Firefighters oppose report calling for cuts
January 20, 2010 - 10:00 pm
About 200 firefighters wearing yellow T-shirts made a unified show of force Tuesday as Clark County commissioners received an advisory panel's report that includes recommendations to reduce firefighters' overtime pay and eliminate paramedic teams.
The report is a culmination of the panel members' talks over several months and votes they cast two weeks ago.
The 15-person Committee on Community Priorities was created in July to discuss making departments leaner in the face of a growing budget shortfall.
Commissioners got the report on a day the county finance director estimated that plummeting tax revenue will put the county more than $150 million in the hole and perhaps as much as $200 million. The previous estimate was $126 million.
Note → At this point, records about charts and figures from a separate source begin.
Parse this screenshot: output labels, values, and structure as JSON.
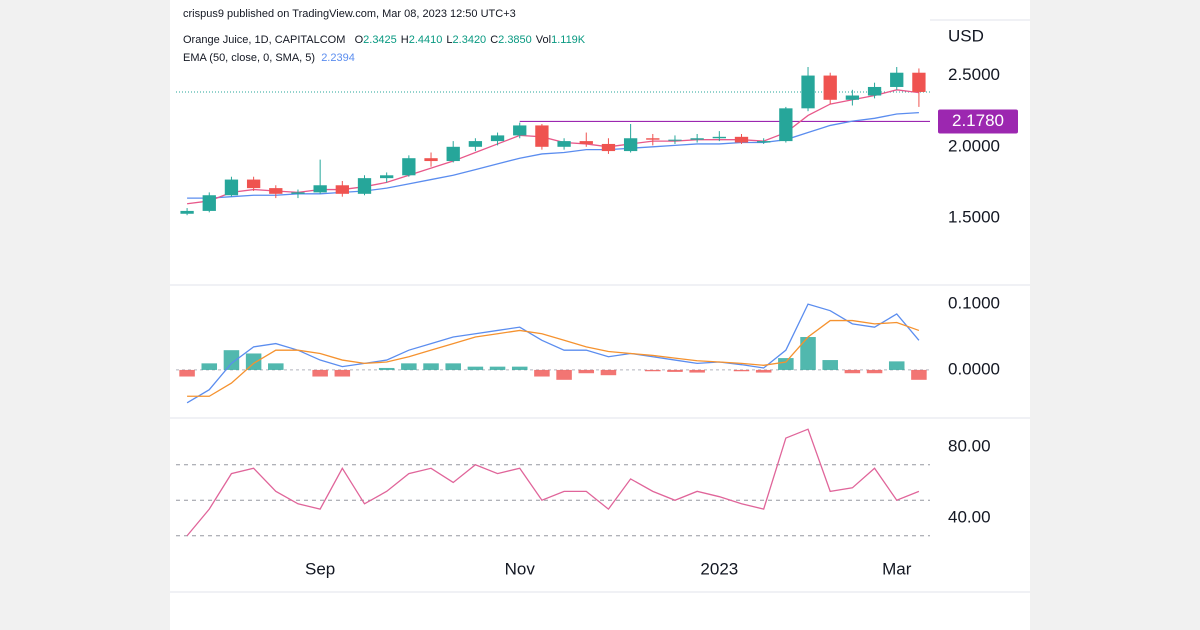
{
  "header": {
    "published": "crispus9 published on TradingView.com, Mar 08, 2023 12:50 UTC+3",
    "symbol": "Orange Juice, 1D, CAPITALCOM",
    "ohlc": [
      {
        "label": "O",
        "value": "2.3425"
      },
      {
        "label": "H",
        "value": "2.4410"
      },
      {
        "label": "L",
        "value": "2.3420"
      },
      {
        "label": "C",
        "value": "2.3850"
      },
      {
        "label": "Vol",
        "value": "1.119K"
      }
    ],
    "indicator": "EMA (50, close, 0, SMA, 5)",
    "indicator_value": "2.2394"
  },
  "chart_data": [
    {
      "type": "candlestick",
      "unit": "USD",
      "ylim": [
        1.03,
        2.89
      ],
      "yticks": [
        {
          "value": 1.5,
          "label": "1.5000"
        },
        {
          "value": 2.0,
          "label": "2.0000"
        },
        {
          "value": 2.5,
          "label": "2.5000"
        }
      ],
      "up_color": "#26a69a",
      "down_color": "#ef5350",
      "open": [
        1.53,
        1.55,
        1.66,
        1.77,
        1.71,
        1.67,
        1.68,
        1.73,
        1.67,
        1.78,
        1.8,
        1.92,
        1.9,
        2.0,
        2.04,
        2.08,
        2.15,
        2.0,
        2.04,
        2.02,
        1.97,
        2.06,
        2.05,
        2.05,
        2.06,
        2.07,
        2.03,
        2.04,
        2.27,
        2.5,
        2.33,
        2.36,
        2.42,
        2.52
      ],
      "high": [
        1.57,
        1.68,
        1.79,
        1.79,
        1.73,
        1.7,
        1.91,
        1.76,
        1.8,
        1.82,
        1.94,
        1.96,
        2.04,
        2.06,
        2.1,
        2.17,
        2.16,
        2.06,
        2.1,
        2.06,
        2.16,
        2.09,
        2.08,
        2.09,
        2.11,
        2.09,
        2.06,
        2.28,
        2.56,
        2.52,
        2.4,
        2.45,
        2.56,
        2.55
      ],
      "low": [
        1.52,
        1.54,
        1.65,
        1.69,
        1.64,
        1.64,
        1.67,
        1.65,
        1.66,
        1.75,
        1.79,
        1.86,
        1.89,
        1.97,
        2.01,
        2.06,
        1.98,
        1.98,
        2.0,
        1.95,
        1.96,
        2.01,
        2.02,
        2.03,
        2.04,
        2.02,
        2.02,
        2.03,
        2.25,
        2.3,
        2.29,
        2.34,
        2.4,
        2.28
      ],
      "close": [
        1.55,
        1.66,
        1.77,
        1.71,
        1.67,
        1.68,
        1.73,
        1.67,
        1.78,
        1.8,
        1.92,
        1.9,
        2.0,
        2.04,
        2.08,
        2.15,
        2.0,
        2.04,
        2.02,
        1.97,
        2.06,
        2.05,
        2.05,
        2.06,
        2.07,
        2.03,
        2.04,
        2.27,
        2.5,
        2.33,
        2.36,
        2.42,
        2.52,
        2.385
      ],
      "series": [
        {
          "color": "#5b8def",
          "values": [
            1.64,
            1.64,
            1.65,
            1.66,
            1.66,
            1.67,
            1.67,
            1.68,
            1.69,
            1.71,
            1.74,
            1.77,
            1.8,
            1.84,
            1.88,
            1.92,
            1.95,
            1.96,
            1.98,
            1.98,
            1.99,
            2.0,
            2.01,
            2.02,
            2.02,
            2.03,
            2.03,
            2.05,
            2.1,
            2.15,
            2.18,
            2.2,
            2.23,
            2.24
          ]
        },
        {
          "color": "#e8588a",
          "values": [
            1.6,
            1.62,
            1.68,
            1.7,
            1.69,
            1.68,
            1.7,
            1.7,
            1.72,
            1.75,
            1.8,
            1.85,
            1.9,
            1.96,
            2.02,
            2.08,
            2.07,
            2.03,
            2.02,
            2.0,
            2.02,
            2.04,
            2.04,
            2.05,
            2.05,
            2.05,
            2.04,
            2.1,
            2.22,
            2.3,
            2.33,
            2.36,
            2.4,
            2.38
          ]
        }
      ],
      "level": {
        "value": 2.178,
        "label": "2.1780",
        "color": "#9c27b0"
      }
    },
    {
      "type": "macd",
      "ylim": [
        -0.073,
        0.129
      ],
      "yticks": [
        {
          "value": 0,
          "label": "0.0000"
        },
        {
          "value": 0.1,
          "label": "0.1000"
        }
      ],
      "up_color": "#26a69a",
      "down_color": "#ef5350",
      "histogram": [
        -0.01,
        0.01,
        0.03,
        0.025,
        0.01,
        0,
        -0.01,
        -0.01,
        0,
        0.003,
        0.01,
        0.01,
        0.01,
        0.005,
        0.005,
        0.005,
        -0.01,
        -0.015,
        -0.005,
        -0.008,
        0,
        -0.002,
        -0.003,
        -0.004,
        0,
        -0.002,
        -0.004,
        0.018,
        0.05,
        0.015,
        -0.005,
        -0.005,
        0.013,
        -0.015
      ],
      "series": [
        {
          "color": "#5b8def",
          "values": [
            -0.05,
            -0.03,
            0.01,
            0.035,
            0.04,
            0.03,
            0.015,
            0.005,
            0.01,
            0.015,
            0.03,
            0.04,
            0.05,
            0.055,
            0.06,
            0.065,
            0.045,
            0.03,
            0.03,
            0.02,
            0.025,
            0.02,
            0.015,
            0.01,
            0.012,
            0.008,
            0.003,
            0.03,
            0.1,
            0.09,
            0.07,
            0.065,
            0.085,
            0.045
          ]
        },
        {
          "color": "#f5922f",
          "values": [
            -0.04,
            -0.04,
            -0.02,
            0.01,
            0.03,
            0.03,
            0.025,
            0.015,
            0.01,
            0.012,
            0.02,
            0.03,
            0.04,
            0.05,
            0.055,
            0.06,
            0.055,
            0.045,
            0.035,
            0.028,
            0.025,
            0.022,
            0.018,
            0.014,
            0.012,
            0.01,
            0.007,
            0.012,
            0.05,
            0.075,
            0.075,
            0.07,
            0.072,
            0.06
          ]
        }
      ]
    },
    {
      "type": "line",
      "ylim": [
        24.8,
        96.3
      ],
      "yticks": [
        {
          "value": 40,
          "label": "40.00"
        },
        {
          "value": 80,
          "label": "80.00"
        }
      ],
      "bands": [
        30,
        50,
        70
      ],
      "categories": [
        null,
        null,
        null,
        null,
        null,
        null,
        "Sep",
        null,
        null,
        null,
        null,
        null,
        null,
        null,
        null,
        "Nov",
        null,
        null,
        null,
        null,
        null,
        null,
        null,
        null,
        "2023",
        null,
        null,
        null,
        null,
        null,
        null,
        null,
        "Mar",
        null
      ],
      "series": [
        {
          "color": "#e0659a",
          "values": [
            30,
            45,
            65,
            68,
            55,
            48,
            45,
            68,
            48,
            55,
            65,
            68,
            60,
            70,
            65,
            68,
            50,
            55,
            55,
            45,
            62,
            55,
            50,
            55,
            52,
            48,
            45,
            85,
            90,
            55,
            57,
            68,
            50,
            55
          ]
        }
      ]
    }
  ]
}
Firefighters packed the Government Center's auditorium. A sea of yellow shirts could be seen in seats, aisles and the main hallway.
"I think a little controversy is a good thing," said Commissioner Rory Reid, looking out at the crowd.
The report was presented at the meeting as a "business item," which doesn't allow public comment. Commissioners agreed to discuss the recommendations piecemeal in the coming months and let the public weigh in.
The suggestions included consolidating services, cutting some jobs and adding a clause to labor contracts that would automatically reduce wages in dire economic times.
Most panel members indicated they thought firefighters' labor costs, especially overtime pay, should be reduced. Some favored eliminating Fire Department paramedics and assigning all emergency care to ambulance carriers.
Outside the meeting, the leader of the local firefighters union said panel members went strictly on the overview they got from the fire chief, giving them a skewed view.
"They never met with the men and women that provide the service," said Ryan Beaman, president of the International Association of Firefighters Local 1908.
Many people don't realize that fire-and-rescue paramedics have more stringent standards to meet than private carriers, such as a response time of seven minutes or less, Beaman said. "We are able to serve the public quicker and better."
Beaman said he hopes firefighters will be included in future discussions.
Yes, overtime is high, he said, but the department is understaffed. The national standard calls for an area to have 1.22 firefighters per 1,000 residents, Beaman said. Clark County has 0.7 firefighters for every 1,000.
Other union leaders complained that the panel worked with one-sided data.
The committee got most of its information from managers and little from rank-and-file workers and people who use the services, said Al Martinez, president of the Service Employees International Union Local 1107. SEIU represents most of the county's employees.
Martinez and another SEIU official on the panel refused to vote on recommendations.
Some members didn't understand that you can't stick a wage-reducing clause in a contract without the union's blessing, Martinez said. "I'm not going to deviate from the contract."
Martinez said it was unfair to lay all the blame on workers, especially when they saved the county $15 million by taking a smaller cost-of-living raise.
Nancy Brune, who co-chaired the panel, said some members thought the information they received was incomplete. She agreed with union officials that they should have heard more from people who weren't in management.
County Commissioner Tom Collins said deciding which recommendations to accept or reject will become political.
He said the answer is never to cut workers' pay. "If they're not worth what you're paying them, then you should fire them," Collins said.